Lastingness, a word Nicholas Delblanco may have made up, is absolutely the subject of this not very long book. To state the obvious, it is about creativity going on into old age. Refreshingly Delblanco covers the various arts well and with many examples of people he has known. He writes of writers, of course, also painters and musicians, some recently deceased and some giants of yore like Goya, Bach, Tolstoy. Sometimes I felt a bit at sea as he seemed to have no direct line of inquiry - do brilliant people just keep getting better doing what they do? Do they grow in unexpected directions? Some are stopped by physical deterioration. Musicians can continue composing but lose the ability to play as they once did, he mentions Liszt and Casals and his own father-in-law, Bernard Greenhouse, an eminent cellist.

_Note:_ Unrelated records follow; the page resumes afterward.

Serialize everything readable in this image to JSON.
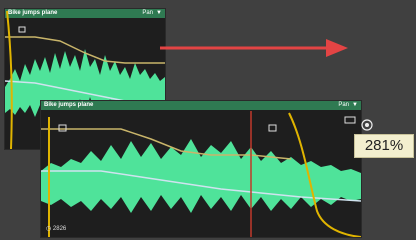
{
  "clip_top": {
    "name": "Bike jumps plane",
    "pan_label": "Pan",
    "menu_icon": "triangle-down"
  },
  "clip_bottom": {
    "name": "Bike jumps plane",
    "pan_label": "Pan",
    "menu_icon": "triangle-down",
    "timecode": "2826"
  },
  "zoom": {
    "value": "281%"
  },
  "colors": {
    "waveform": "#4fe39a",
    "titlebar": "#2f7a52",
    "volume_line": "#c9b56a",
    "pan_line": "#cfe3ef",
    "automation_yellow": "#e0b400",
    "playhead": "#e05050",
    "arrow": "#e34444"
  }
}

Finally he reaches no overweening conclusion. Picasso's style changed constantly, Monet painted the same lily pond for the last 30 years of his life. If there is a final wrap up it's that individuals are all different. Guisseppi de Lampadusa who wrote The Leopard very, very late in life and never saw it in print although we now consider it one of the great works of literature said, about the time he started writing it, that he believes every aging adult should be required to write down his or her memories; that that is the only way history will remain known -- not the great history of politics but the history of ordinary people living ordinary lives.

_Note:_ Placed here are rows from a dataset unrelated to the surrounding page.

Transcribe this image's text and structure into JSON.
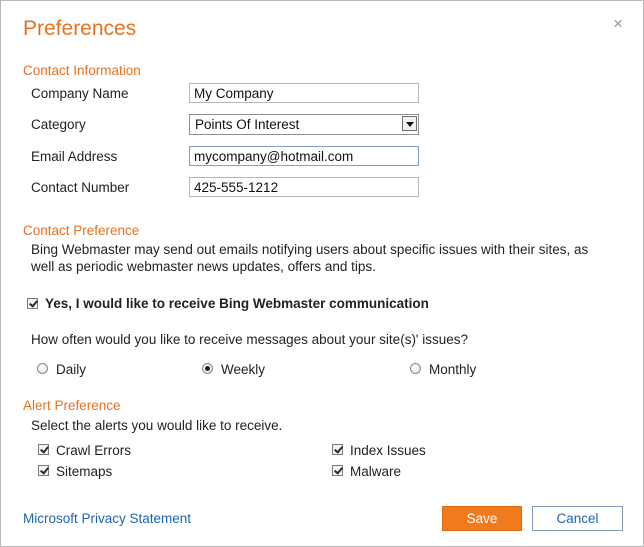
{
  "dialog": {
    "title": "Preferences",
    "close_glyph": "×"
  },
  "contact": {
    "section_title": "Contact Information",
    "company_label": "Company Name",
    "company_value": "My Company",
    "category_label": "Category",
    "category_value": "Points Of Interest",
    "email_label": "Email Address",
    "email_value": "mycompany@hotmail.com",
    "phone_label": "Contact Number",
    "phone_value": "425-555-1212"
  },
  "contact_pref": {
    "section_title": "Contact Preference",
    "description": "Bing Webmaster may send out emails notifying users about specific issues with their sites, as well as periodic webmaster news updates, offers and tips.",
    "optin_label": "Yes, I would like to receive Bing Webmaster communication",
    "optin_checked": true,
    "frequency_question": "How often would you like to receive messages about your site(s)' issues?",
    "frequency_options": [
      {
        "label": "Daily",
        "selected": false
      },
      {
        "label": "Weekly",
        "selected": true
      },
      {
        "label": "Monthly",
        "selected": false
      }
    ]
  },
  "alert_pref": {
    "section_title": "Alert Preference",
    "instruction": "Select the alerts you would like to receive.",
    "alerts": [
      {
        "label": "Crawl Errors",
        "checked": true
      },
      {
        "label": "Index Issues",
        "checked": true
      },
      {
        "label": "Sitemaps",
        "checked": true
      },
      {
        "label": "Malware",
        "checked": true
      }
    ]
  },
  "footer": {
    "privacy_link": "Microsoft Privacy Statement",
    "save_label": "Save",
    "cancel_label": "Cancel"
  },
  "colors": {
    "accent": "#e6731f",
    "save_button": "#f07a1c",
    "link": "#1d64b4"
  }
}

Certainly many people do turn to writing memoirs, or at least recording their memories in some form. This week I am happy because a European woman in her 80s who was struggling to write her memoir that began just before WWII and recorded her experience as a young teen as a prisoner of war and then searching for her displaced family told me a publisher is interested in printing her work. I helped her edit it and put it into good English over several months of last year. It is a fascinating story that we Americans know nothing about. She is not a Jewish refugee -- they've told their stories -- her story is unique to me although not to central Europeans.

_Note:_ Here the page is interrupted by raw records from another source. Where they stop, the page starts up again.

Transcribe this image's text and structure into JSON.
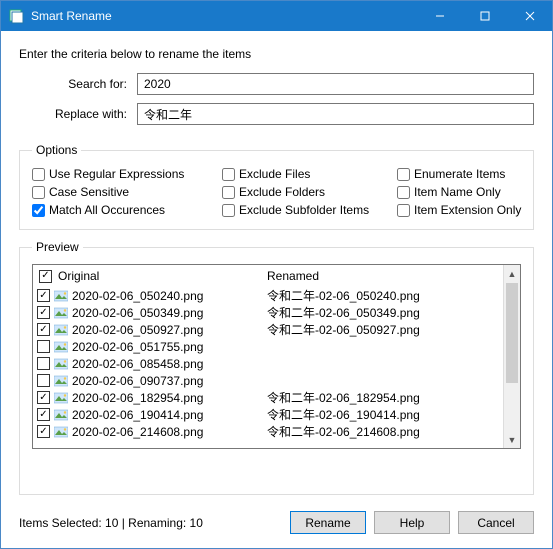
{
  "title": "Smart Rename",
  "intro": "Enter the criteria below to rename the items",
  "form": {
    "search_label": "Search for:",
    "search_value": "2020",
    "replace_label": "Replace with:",
    "replace_value": "令和二年"
  },
  "options": {
    "legend": "Options",
    "use_regex": "Use Regular Expressions",
    "case_sensitive": "Case Sensitive",
    "match_all": "Match All Occurences",
    "exclude_files": "Exclude Files",
    "exclude_folders": "Exclude Folders",
    "exclude_subfolder": "Exclude Subfolder Items",
    "enumerate": "Enumerate Items",
    "name_only": "Item Name Only",
    "ext_only": "Item Extension Only",
    "checked": {
      "use_regex": false,
      "case_sensitive": false,
      "match_all": true,
      "exclude_files": false,
      "exclude_folders": false,
      "exclude_subfolder": false,
      "enumerate": false,
      "name_only": false,
      "ext_only": false
    }
  },
  "preview": {
    "legend": "Preview",
    "header_original": "Original",
    "header_renamed": "Renamed",
    "header_checked": true,
    "rows": [
      {
        "checked": true,
        "original": "2020-02-06_050240.png",
        "renamed": "令和二年-02-06_050240.png"
      },
      {
        "checked": true,
        "original": "2020-02-06_050349.png",
        "renamed": "令和二年-02-06_050349.png"
      },
      {
        "checked": true,
        "original": "2020-02-06_050927.png",
        "renamed": "令和二年-02-06_050927.png"
      },
      {
        "checked": false,
        "original": "2020-02-06_051755.png",
        "renamed": ""
      },
      {
        "checked": false,
        "original": "2020-02-06_085458.png",
        "renamed": ""
      },
      {
        "checked": false,
        "original": "2020-02-06_090737.png",
        "renamed": ""
      },
      {
        "checked": true,
        "original": "2020-02-06_182954.png",
        "renamed": "令和二年-02-06_182954.png"
      },
      {
        "checked": true,
        "original": "2020-02-06_190414.png",
        "renamed": "令和二年-02-06_190414.png"
      },
      {
        "checked": true,
        "original": "2020-02-06_214608.png",
        "renamed": "令和二年-02-06_214608.png"
      }
    ]
  },
  "footer": {
    "status": "Items Selected: 10 | Renaming: 10",
    "rename": "Rename",
    "help": "Help",
    "cancel": "Cancel"
  }
}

At her age, to have accomplished the telling -- and it is lengthy and wonderfully detailed -- was exciting, but to have it in book form and NOT self-published is a wonderful reward for her perseverance. That is lastingness as I am witnessing it. She was in a writing class I taught 18 months ago, others in my classes are also working on memoirs, all are senior citizens and many are fulfilling Lampadusa's instruction. They are recapturing years gone by that are unknown to their grandchildren's generation. Some will print their work, several will self-publish which is no disgrace any more. Lampadusa saw the world in the 1950s totally changed from the one he knew at the end of the 19th century as a young man, and my generation has even more change to deal with.
For those who don't recognize Lampadusa, you may remember the movie, The Leopard with Burt Lancaster as the nobleman -- that was, I think, in the '60s. A magnificent book, a great success only a few years after it's author's death, and a very fine movie.